Gadsby’s grappling so hard with reconstructing her life’s experiences in the wake of that realization that she’s quitting comedy. I would say that losing her as a performer (even though I’ve only just heard of her) would be a real loss, but then you watch her fluctuate between goofy bits and profound, intense bouts of anger, and you know that she’s not going away completely. She has so much more to say.
And for the rapid-fire portion of this post:
Harlots – it kept me in it for five or six episodes before it lost me. There’s something in these women having a palpable sense of autonomy that I really appreciate, but that’s all it has going for it. The conflict is a bit dull and very repetitious, and I have no idea where or what the moral compass of this world is. Too many characters, too little set-up, and nothing propelling it forward.
Girls – various episodes from season two. Their low-level millennial ennui just feels like the kind of show to watch during the first heat wave of the summer.
Big Little Lies – impeccably structured, high brow bitchiness, beautiful style. The murder mystery is fun for the first watch, but even when you know the end this show is a blast to watch.
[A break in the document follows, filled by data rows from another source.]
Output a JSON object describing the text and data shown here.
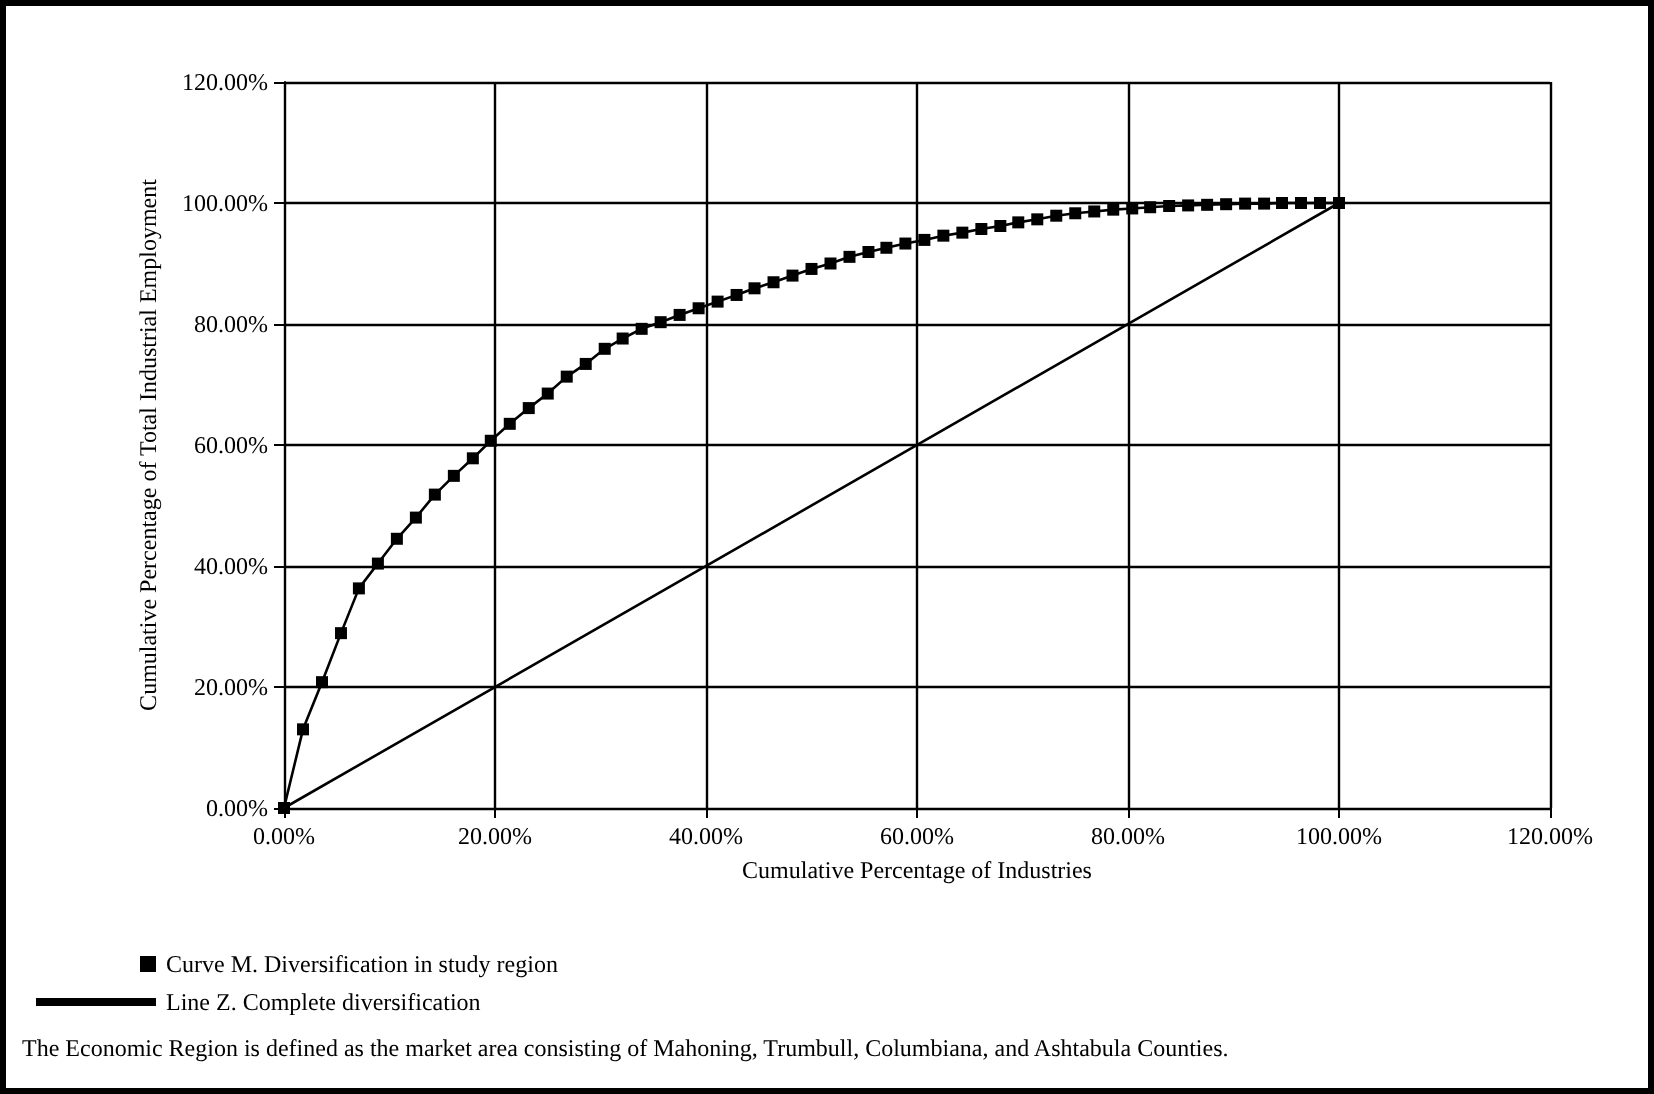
{
  "chart_data": {
    "type": "line",
    "xlabel": "Cumulative Percentage of Industries",
    "ylabel": "Cumulative Percentage of Total Industrial Employment",
    "series": [
      {
        "name": "Curve M. Diversification in study region",
        "color": "#000000",
        "marker": "square",
        "x": [
          0,
          1.8,
          3.6,
          5.4,
          7.1,
          8.9,
          10.7,
          12.5,
          14.3,
          16.1,
          17.9,
          19.6,
          21.4,
          23.2,
          25.0,
          26.8,
          28.6,
          30.4,
          32.1,
          33.9,
          35.7,
          37.5,
          39.3,
          41.1,
          42.9,
          44.6,
          46.4,
          48.2,
          50.0,
          51.8,
          53.6,
          55.4,
          57.1,
          58.9,
          60.7,
          62.5,
          64.3,
          66.1,
          67.9,
          69.6,
          71.4,
          73.2,
          75.0,
          76.8,
          78.6,
          80.4,
          82.1,
          83.9,
          85.7,
          87.5,
          89.3,
          91.1,
          92.9,
          94.6,
          96.4,
          98.2,
          100
        ],
        "values": [
          0,
          13.0,
          20.8,
          28.9,
          36.3,
          40.4,
          44.5,
          48.0,
          51.8,
          54.9,
          57.8,
          60.7,
          63.5,
          66.1,
          68.5,
          71.3,
          73.4,
          75.9,
          77.6,
          79.2,
          80.3,
          81.5,
          82.6,
          83.7,
          84.8,
          85.9,
          86.9,
          88.0,
          89.1,
          90.0,
          91.1,
          91.9,
          92.6,
          93.3,
          93.9,
          94.6,
          95.1,
          95.7,
          96.2,
          96.8,
          97.3,
          97.9,
          98.3,
          98.6,
          98.9,
          99.1,
          99.3,
          99.5,
          99.6,
          99.7,
          99.8,
          99.9,
          99.9,
          100,
          100,
          100,
          100
        ]
      },
      {
        "name": "Line Z. Complete diversification",
        "color": "#000000",
        "marker": "none",
        "x": [
          0,
          100
        ],
        "values": [
          0,
          100
        ]
      }
    ],
    "xlim": [
      0,
      120
    ],
    "ylim": [
      0,
      120
    ],
    "xticks": [
      {
        "value": 0,
        "label": "0.00%"
      },
      {
        "value": 20,
        "label": "20.00%"
      },
      {
        "value": 40,
        "label": "40.00%"
      },
      {
        "value": 60,
        "label": "60.00%"
      },
      {
        "value": 80,
        "label": "80.00%"
      },
      {
        "value": 100,
        "label": "100.00%"
      },
      {
        "value": 120,
        "label": "120.00%"
      }
    ],
    "yticks": [
      {
        "value": 0,
        "label": "0.00%"
      },
      {
        "value": 20,
        "label": "20.00%"
      },
      {
        "value": 40,
        "label": "40.00%"
      },
      {
        "value": 60,
        "label": "60.00%"
      },
      {
        "value": 80,
        "label": "80.00%"
      },
      {
        "value": 100,
        "label": "100.00%"
      },
      {
        "value": 120,
        "label": "120.00%"
      }
    ],
    "grid": true,
    "legend": "bottom left",
    "line_style": "solid",
    "annotations": [
      "The Economic Region is defined as the market area consisting of Mahoning, Trumbull, Columbiana, and Ashtabula Counties."
    ]
  }
}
The Affair – only a few episodes while there’s a promo period on Hulu. Such a great concept, and an overall disappointment. The best, most interesting part of this show is its opening credits.
Community – nearly done the series. I never watched the sixth season all the way through (only the first and last episodes) and I’m glad I never wasted my time. The last two seasons are just sad reminders of what a great show used to look like.
Problem Areas with Wyatt Cenac – a delightful casual watch that feels like Last Week Tonight‘s chiller sibling. Its stance on policing in America was clear, but it also gave a lot of consideration to the concept as a whole. Always as funny as it is considerate and informative.
Great Shows to Nap To: all of the British vacation-house-hunting shows on Netflix. Those accents really lull you into a slumber.
Great Shows to Multi-task To: Encounters with Evil, also on Netflix. If you’re reorganizing your closet, like I was, and just want something you can frequently ignore, this is a solid one. At any point in it you can tune in and discover a gruesome tidbit about a real crime, and promptly tune back out.